Ten Ways Association Surveys Are Like the Election Polls

Last month, we saw how far off the polls were in foreseeing the outcome of the presidential election. The inaccuracy of the polls got me thinking about the way organizations and businesses use trend forecasts and consumer surveys. Most companies use surveys to assess customer or member sentiments. When used effectively, surveys are a helpful foundation for strategic planning and innovation. However, in our work with organizations, we often see great opportunities in the way surveys are developed and executed.

 

Here are 10 of the most common mistakes in the use of member, trade show and conference surveys:

 

10. SENT TOO LATE: The survey must be conducted at the event itself (i.e. at a kiosk) or, at the latest, be in the inbox of every guest the day they return to work.

 

9. LACK AUDIENCE SEGMENTATION:  It’s important to know who is telling you what. All associations and professional societies do some sort of segmentation of those who fill out the survey, but it’s likely not enough. It’s essential to look carefully and critically at the breakdown. Identifying critical audience segments will give you specific information that will allow you to better direct your marketing and events strategy for the future.

 

8. IGNORE THE OTHERS: Why didn’t a past-year guest attend this year? Why do others never attend? Your survey is an opportunity to ask these questions.

 

7. MISSING PRODUCTS AND SERVICES: What products are missing from the exhibition hall? Which service offerings could be better represented? Get ahead of the curve, and identify these directly from those who can tell you before they go looking elsewhere.

 

6. LITTLE FORESIGHT: While most questions are specific to the event, some questions should be dedicated to the future of the industry and how that impacts the show. There are many events and conferences that are trailing behind industry developments. The ideal show is a place where new ideas and trends are discovered and developed.

 

 5. IRRELEVANCE: Ask the audience the question: “Is this show crucial to your business?” in ten different ways. If your event isn’t relevant to their business, it won’t stay alive for long.

 

 4. NO CLEAR BENCHMARKS: Scrutinizing trends is essential. Some questions should be asked year after year to compare and contrast audience sentiment.

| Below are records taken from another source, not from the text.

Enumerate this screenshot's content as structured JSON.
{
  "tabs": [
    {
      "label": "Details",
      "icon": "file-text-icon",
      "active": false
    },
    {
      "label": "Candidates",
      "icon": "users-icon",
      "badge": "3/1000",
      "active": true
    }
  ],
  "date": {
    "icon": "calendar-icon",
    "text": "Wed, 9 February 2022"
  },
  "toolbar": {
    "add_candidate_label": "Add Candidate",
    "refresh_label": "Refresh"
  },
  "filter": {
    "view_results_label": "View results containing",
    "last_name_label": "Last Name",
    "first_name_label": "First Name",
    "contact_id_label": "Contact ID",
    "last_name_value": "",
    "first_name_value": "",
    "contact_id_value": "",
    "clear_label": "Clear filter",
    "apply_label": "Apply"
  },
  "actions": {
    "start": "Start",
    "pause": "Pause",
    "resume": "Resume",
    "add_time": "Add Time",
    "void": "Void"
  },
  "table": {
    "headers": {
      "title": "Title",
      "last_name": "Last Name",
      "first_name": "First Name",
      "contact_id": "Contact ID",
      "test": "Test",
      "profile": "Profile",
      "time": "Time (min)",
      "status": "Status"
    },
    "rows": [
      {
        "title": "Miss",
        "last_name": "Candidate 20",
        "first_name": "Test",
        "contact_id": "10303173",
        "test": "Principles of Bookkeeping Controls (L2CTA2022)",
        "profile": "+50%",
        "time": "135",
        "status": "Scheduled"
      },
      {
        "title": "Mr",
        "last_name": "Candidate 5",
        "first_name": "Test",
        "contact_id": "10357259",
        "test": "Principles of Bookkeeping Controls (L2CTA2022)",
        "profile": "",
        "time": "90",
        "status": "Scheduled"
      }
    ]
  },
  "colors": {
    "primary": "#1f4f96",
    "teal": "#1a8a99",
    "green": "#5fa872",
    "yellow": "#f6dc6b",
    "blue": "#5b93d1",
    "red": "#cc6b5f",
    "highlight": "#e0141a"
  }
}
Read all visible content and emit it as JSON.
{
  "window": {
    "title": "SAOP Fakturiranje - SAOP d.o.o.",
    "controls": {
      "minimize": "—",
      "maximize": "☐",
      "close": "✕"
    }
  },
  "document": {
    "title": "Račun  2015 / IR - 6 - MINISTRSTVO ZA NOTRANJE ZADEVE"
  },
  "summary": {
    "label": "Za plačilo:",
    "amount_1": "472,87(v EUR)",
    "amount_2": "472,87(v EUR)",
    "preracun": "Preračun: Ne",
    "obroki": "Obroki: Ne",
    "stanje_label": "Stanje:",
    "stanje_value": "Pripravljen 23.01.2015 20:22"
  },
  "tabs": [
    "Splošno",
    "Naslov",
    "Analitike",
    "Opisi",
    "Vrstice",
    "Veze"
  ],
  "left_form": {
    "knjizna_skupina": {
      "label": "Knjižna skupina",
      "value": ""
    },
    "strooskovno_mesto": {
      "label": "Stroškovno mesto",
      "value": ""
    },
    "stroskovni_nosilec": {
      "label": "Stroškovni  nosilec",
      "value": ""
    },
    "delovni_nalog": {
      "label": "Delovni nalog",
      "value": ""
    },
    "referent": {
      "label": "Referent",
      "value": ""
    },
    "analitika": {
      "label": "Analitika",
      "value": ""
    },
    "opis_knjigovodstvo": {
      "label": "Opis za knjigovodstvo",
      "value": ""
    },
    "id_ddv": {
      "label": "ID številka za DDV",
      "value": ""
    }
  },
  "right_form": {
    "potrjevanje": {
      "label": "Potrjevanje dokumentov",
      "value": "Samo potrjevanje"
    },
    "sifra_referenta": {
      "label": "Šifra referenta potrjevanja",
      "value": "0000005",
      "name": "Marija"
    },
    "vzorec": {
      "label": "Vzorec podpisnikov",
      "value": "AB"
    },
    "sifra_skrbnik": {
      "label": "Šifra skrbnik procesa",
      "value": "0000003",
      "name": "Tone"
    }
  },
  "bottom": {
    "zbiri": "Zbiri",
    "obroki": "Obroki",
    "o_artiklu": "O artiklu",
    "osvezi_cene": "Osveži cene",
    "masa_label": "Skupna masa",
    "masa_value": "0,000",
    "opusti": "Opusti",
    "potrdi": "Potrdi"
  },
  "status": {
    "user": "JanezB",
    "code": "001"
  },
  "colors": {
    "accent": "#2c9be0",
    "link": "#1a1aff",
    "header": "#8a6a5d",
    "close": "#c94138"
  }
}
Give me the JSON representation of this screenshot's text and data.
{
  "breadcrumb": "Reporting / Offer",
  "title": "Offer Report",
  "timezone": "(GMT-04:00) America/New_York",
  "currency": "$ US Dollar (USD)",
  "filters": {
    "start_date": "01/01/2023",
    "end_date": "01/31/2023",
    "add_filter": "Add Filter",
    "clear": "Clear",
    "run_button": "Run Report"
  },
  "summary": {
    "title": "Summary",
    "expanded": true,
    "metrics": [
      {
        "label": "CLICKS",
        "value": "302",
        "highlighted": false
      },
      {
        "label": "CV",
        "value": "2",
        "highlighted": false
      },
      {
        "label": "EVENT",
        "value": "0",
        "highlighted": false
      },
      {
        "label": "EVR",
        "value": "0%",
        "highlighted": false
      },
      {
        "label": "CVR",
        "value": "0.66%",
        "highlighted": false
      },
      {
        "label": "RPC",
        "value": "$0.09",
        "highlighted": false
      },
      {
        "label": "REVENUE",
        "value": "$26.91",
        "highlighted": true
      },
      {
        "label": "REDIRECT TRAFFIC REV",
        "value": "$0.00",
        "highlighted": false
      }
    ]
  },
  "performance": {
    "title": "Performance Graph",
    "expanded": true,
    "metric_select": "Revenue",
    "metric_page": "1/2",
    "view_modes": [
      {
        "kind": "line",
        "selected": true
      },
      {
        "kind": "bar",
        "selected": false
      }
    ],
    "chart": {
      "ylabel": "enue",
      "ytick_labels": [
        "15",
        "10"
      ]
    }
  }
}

Identify trends in your members’ expectations before they do.

 

 3. SKIPPING OVER ADVOCACY: This is a commonly missed question (and opportunity). If advocacy is part of your association’s mission, did the conference or tradeshow further its goals?

 

2. LACK OF EMOTION: Questions are always asked about the city, location and exhibit hall (the psychical dimension); but what about the emotional, intellectual and physiological dimensions? Did the show feel lively, creative, new and futuristic? Did it excite you about your industry?

 

1. NO ATTENTION TO ANECDOTES: Traditionally, surveys are macro, whereas focus groups and interviews are micro. Your research strategy should include both in addition to informal, anecdotal information. Like investigative reporters, your team should be embedded in every aspect of the live experience to collect comments and feedback on the buses, within the food lines, in company meetings and even in the bars!